At elevated temperatures, nitrous oxide decomposes according to the equation given below...
\[2N_2O(g) \rightarrow 2N_2(g)+O_2(g)\]Given the following data, plot the appropriate graphs, and determine whether the reaction is first order or second order. What is the value of the rate constant for the consumption of N_2O?
I was able to find that the reaction is first order, and the equation for that graph is\[y=-0.0023x-1.3863\]Which would suggest that the rate constant for this reaction is\[0.0023(\min)^{-1}*\frac{60s^{-1}}{1\min^{-1}}=0.138s^{-1}\]However, this doesn't match the answer in the back of the back which is:\[3.79*10^{-5}s^{-1}\]Any help?
you just got your conversion upside-down by trying to let things be inverse\[0.0023(\min)^{-1}*\frac{1\min}{60s}=3.83\times10^{-5}s^{-1}\]ok it's not exact, so you must be a little off somewhere else.
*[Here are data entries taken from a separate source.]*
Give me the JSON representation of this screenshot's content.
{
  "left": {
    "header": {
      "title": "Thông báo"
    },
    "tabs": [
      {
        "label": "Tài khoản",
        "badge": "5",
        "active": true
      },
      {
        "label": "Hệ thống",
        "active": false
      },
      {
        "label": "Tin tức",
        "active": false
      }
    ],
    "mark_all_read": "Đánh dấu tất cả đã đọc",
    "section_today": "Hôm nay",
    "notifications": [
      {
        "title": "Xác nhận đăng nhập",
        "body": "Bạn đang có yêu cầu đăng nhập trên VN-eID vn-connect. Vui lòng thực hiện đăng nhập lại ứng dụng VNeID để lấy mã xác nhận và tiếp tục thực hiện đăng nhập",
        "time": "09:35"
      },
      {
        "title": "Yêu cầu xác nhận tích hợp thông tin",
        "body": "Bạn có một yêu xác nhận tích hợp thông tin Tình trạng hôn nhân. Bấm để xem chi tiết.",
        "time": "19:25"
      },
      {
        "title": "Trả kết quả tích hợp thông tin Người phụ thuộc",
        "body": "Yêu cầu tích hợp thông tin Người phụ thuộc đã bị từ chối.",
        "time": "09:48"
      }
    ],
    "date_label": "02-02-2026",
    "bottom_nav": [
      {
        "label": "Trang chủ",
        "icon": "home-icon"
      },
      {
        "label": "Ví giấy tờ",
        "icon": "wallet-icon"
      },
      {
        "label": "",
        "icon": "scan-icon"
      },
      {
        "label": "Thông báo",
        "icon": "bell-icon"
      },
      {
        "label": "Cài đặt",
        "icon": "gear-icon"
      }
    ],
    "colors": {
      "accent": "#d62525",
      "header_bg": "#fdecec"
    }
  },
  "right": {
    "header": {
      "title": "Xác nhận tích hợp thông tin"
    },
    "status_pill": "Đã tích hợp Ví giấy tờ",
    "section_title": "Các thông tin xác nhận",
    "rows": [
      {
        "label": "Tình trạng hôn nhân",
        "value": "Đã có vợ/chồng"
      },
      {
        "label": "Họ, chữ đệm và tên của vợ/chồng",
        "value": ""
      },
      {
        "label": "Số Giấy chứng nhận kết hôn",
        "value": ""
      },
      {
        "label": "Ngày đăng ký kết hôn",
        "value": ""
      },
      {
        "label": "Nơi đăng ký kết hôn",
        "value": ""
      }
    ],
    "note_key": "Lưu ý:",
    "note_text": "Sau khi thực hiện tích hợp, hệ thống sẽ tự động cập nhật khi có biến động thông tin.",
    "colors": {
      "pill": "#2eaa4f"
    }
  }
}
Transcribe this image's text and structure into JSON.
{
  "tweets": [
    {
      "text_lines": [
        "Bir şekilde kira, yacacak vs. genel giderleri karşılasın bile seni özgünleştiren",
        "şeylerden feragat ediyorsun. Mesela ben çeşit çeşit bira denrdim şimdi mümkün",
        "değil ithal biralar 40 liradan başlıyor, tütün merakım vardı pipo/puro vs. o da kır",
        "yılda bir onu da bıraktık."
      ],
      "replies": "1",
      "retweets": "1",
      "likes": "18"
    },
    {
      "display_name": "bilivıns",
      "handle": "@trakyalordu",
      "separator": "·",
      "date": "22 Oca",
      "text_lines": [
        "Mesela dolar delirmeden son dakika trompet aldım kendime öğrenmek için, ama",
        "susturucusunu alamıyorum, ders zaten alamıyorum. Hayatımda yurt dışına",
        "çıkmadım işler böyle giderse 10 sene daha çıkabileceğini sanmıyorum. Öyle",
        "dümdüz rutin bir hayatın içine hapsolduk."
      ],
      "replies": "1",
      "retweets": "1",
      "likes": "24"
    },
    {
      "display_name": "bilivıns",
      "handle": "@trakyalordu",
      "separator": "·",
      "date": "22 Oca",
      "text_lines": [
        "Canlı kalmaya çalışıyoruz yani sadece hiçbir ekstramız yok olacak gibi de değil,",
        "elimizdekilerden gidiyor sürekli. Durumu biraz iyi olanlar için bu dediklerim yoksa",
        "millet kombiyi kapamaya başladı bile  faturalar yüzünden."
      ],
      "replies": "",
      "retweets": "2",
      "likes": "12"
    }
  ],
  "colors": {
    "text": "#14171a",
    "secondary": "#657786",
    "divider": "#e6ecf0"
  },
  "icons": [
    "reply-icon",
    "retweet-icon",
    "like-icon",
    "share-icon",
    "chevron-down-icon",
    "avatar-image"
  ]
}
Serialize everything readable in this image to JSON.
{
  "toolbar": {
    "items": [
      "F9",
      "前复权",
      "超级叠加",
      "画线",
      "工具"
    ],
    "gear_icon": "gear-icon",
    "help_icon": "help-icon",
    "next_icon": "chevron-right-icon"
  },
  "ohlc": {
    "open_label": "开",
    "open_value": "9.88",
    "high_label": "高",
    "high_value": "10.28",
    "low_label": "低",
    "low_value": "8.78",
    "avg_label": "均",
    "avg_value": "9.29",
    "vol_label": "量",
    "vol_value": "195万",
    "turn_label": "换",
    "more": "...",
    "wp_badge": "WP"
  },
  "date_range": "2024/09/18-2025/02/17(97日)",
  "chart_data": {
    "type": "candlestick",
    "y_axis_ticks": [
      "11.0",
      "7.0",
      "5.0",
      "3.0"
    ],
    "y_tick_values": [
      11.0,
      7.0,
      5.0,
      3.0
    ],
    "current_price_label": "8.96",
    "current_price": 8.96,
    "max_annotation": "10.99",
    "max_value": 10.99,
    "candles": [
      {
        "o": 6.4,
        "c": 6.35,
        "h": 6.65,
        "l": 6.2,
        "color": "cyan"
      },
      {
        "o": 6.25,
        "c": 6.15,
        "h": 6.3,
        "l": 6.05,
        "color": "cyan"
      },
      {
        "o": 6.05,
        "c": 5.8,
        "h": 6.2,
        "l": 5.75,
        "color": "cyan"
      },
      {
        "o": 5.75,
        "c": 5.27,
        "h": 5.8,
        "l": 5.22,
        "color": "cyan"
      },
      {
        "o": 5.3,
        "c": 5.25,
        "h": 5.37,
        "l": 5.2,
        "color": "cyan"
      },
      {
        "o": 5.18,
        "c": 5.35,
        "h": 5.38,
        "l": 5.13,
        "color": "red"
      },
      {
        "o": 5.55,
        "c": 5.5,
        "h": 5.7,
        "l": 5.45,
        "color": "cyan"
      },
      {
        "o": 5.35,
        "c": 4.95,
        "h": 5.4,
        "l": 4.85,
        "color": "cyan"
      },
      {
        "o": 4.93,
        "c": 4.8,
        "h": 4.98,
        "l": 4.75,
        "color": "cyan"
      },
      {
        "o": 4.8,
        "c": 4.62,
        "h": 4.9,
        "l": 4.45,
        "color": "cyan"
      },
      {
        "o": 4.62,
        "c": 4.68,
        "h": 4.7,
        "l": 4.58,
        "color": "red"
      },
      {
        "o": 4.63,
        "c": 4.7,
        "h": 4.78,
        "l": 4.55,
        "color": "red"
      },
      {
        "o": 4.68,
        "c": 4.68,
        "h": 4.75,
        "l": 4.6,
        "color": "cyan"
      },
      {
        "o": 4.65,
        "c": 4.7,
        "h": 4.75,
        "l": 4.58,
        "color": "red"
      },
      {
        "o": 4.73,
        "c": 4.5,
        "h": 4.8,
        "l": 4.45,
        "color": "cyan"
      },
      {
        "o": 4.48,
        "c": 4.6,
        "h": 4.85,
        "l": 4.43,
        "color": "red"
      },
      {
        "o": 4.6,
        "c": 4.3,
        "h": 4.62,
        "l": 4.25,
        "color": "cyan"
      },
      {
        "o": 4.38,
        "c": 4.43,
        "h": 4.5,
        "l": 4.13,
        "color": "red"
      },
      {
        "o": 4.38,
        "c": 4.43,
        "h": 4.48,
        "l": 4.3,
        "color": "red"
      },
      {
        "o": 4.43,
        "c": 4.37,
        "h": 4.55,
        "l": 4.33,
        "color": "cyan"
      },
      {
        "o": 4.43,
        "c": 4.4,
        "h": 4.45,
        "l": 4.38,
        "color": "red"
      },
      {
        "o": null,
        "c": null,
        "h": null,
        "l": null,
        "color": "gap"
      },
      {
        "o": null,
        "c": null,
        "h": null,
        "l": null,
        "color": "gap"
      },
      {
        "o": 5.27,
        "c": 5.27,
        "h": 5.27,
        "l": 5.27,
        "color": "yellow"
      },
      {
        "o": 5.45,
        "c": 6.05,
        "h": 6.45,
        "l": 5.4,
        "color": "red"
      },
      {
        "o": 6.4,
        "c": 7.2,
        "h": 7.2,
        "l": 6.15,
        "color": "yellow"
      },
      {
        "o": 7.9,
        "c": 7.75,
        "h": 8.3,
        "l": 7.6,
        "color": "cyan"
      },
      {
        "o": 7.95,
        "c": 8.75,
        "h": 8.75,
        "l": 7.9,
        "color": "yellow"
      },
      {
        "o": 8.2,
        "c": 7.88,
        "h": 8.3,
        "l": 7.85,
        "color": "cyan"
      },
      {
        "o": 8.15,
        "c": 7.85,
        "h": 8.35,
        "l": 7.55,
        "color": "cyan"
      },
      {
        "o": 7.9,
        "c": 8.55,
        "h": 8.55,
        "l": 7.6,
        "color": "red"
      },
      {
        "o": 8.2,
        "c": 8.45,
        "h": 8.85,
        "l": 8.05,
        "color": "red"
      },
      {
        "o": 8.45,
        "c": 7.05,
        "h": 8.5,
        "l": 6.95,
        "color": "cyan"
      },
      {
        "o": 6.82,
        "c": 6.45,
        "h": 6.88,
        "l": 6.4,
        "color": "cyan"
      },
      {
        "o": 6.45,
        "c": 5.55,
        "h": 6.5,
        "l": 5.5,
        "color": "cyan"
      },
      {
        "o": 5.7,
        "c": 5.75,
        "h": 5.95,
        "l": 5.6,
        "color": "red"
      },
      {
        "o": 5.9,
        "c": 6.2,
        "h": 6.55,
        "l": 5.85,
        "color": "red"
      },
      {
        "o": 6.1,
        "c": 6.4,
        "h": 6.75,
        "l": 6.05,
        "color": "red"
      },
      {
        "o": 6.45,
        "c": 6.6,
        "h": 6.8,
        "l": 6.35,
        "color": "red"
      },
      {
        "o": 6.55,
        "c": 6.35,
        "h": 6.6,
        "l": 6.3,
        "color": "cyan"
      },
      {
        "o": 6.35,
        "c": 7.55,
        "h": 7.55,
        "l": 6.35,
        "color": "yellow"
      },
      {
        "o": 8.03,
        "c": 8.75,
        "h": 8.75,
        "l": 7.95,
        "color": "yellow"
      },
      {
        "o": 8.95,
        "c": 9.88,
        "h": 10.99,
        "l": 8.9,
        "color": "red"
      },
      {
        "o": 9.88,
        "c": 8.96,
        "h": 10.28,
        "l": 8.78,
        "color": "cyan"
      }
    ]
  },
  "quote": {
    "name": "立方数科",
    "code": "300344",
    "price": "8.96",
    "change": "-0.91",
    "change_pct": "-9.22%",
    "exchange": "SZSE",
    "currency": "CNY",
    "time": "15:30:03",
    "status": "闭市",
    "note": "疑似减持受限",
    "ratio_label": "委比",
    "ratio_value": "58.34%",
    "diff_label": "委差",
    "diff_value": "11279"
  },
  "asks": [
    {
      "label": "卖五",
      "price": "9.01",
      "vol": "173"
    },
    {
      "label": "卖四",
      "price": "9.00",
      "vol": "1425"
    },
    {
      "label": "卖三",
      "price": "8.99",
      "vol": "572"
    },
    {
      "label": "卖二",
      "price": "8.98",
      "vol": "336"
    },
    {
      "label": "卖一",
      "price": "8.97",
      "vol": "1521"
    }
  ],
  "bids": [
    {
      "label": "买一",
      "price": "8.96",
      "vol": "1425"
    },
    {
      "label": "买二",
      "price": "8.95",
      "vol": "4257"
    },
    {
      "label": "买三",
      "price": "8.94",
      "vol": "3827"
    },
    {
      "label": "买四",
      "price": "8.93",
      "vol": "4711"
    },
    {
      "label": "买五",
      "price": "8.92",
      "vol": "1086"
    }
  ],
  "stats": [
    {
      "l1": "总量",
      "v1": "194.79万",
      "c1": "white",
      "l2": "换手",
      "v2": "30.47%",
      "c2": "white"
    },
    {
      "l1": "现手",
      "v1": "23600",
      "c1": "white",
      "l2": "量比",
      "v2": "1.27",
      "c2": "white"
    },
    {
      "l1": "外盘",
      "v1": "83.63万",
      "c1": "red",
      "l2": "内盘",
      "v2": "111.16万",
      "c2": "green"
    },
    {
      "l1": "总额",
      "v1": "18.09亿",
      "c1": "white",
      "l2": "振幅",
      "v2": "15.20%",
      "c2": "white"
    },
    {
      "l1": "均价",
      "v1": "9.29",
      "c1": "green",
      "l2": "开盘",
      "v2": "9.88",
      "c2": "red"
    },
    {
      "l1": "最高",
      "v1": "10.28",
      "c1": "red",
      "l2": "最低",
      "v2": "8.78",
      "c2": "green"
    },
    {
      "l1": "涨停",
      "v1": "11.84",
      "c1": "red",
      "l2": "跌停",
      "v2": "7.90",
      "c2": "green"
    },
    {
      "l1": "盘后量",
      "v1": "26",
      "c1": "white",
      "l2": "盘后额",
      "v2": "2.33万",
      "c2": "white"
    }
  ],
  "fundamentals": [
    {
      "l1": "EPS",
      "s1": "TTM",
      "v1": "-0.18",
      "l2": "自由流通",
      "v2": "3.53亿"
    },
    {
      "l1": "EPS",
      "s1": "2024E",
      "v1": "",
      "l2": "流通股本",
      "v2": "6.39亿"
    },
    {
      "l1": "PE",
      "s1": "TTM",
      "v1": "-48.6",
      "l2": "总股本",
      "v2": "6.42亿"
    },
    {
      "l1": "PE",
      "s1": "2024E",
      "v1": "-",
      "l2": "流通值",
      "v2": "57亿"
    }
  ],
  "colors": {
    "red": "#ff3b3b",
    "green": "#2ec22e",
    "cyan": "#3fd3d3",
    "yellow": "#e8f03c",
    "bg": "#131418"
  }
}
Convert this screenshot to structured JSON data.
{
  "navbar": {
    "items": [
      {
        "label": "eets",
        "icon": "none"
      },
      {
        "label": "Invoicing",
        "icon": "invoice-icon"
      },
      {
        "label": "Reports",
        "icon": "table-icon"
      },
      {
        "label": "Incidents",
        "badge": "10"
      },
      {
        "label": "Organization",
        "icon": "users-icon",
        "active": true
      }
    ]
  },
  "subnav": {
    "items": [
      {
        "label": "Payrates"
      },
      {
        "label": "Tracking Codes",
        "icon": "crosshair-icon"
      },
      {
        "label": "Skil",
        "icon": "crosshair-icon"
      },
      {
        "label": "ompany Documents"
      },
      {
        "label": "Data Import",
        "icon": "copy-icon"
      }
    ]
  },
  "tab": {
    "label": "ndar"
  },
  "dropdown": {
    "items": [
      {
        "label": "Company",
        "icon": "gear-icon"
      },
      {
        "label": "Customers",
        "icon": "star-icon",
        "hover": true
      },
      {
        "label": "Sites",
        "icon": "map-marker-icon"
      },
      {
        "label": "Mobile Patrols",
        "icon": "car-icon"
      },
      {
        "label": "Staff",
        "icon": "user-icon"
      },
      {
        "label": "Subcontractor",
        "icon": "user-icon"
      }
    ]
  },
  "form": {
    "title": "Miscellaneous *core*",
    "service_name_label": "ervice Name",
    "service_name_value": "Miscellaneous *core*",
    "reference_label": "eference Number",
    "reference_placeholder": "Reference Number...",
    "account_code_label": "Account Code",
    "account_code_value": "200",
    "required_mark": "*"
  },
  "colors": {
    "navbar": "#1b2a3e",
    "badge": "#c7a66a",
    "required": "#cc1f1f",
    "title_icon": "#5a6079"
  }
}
A lot closer though :D
Ah! Thank you. It ended up being an issue with excel rounding the coefficient behind t^1 to -0.0023, whereas the value with many more sigfigs is -0.0022764840. Using this new value instead of the rounded value produced the correct result of 3.79 * 10^-5. And what is the reason behind inverse factors not working? Is it because I was assuming this...\[\frac{60*(s)^{-1}}{1 * (\min)^{-1}}\]When I should have been assuming this?\[\frac{(60*s)^{-1}}{(1*\min)^{-1}}\]
yes, that would work would the 60^-1, because that way you divide by 60 (which is what you need to have happen), though I don't do it that way personally.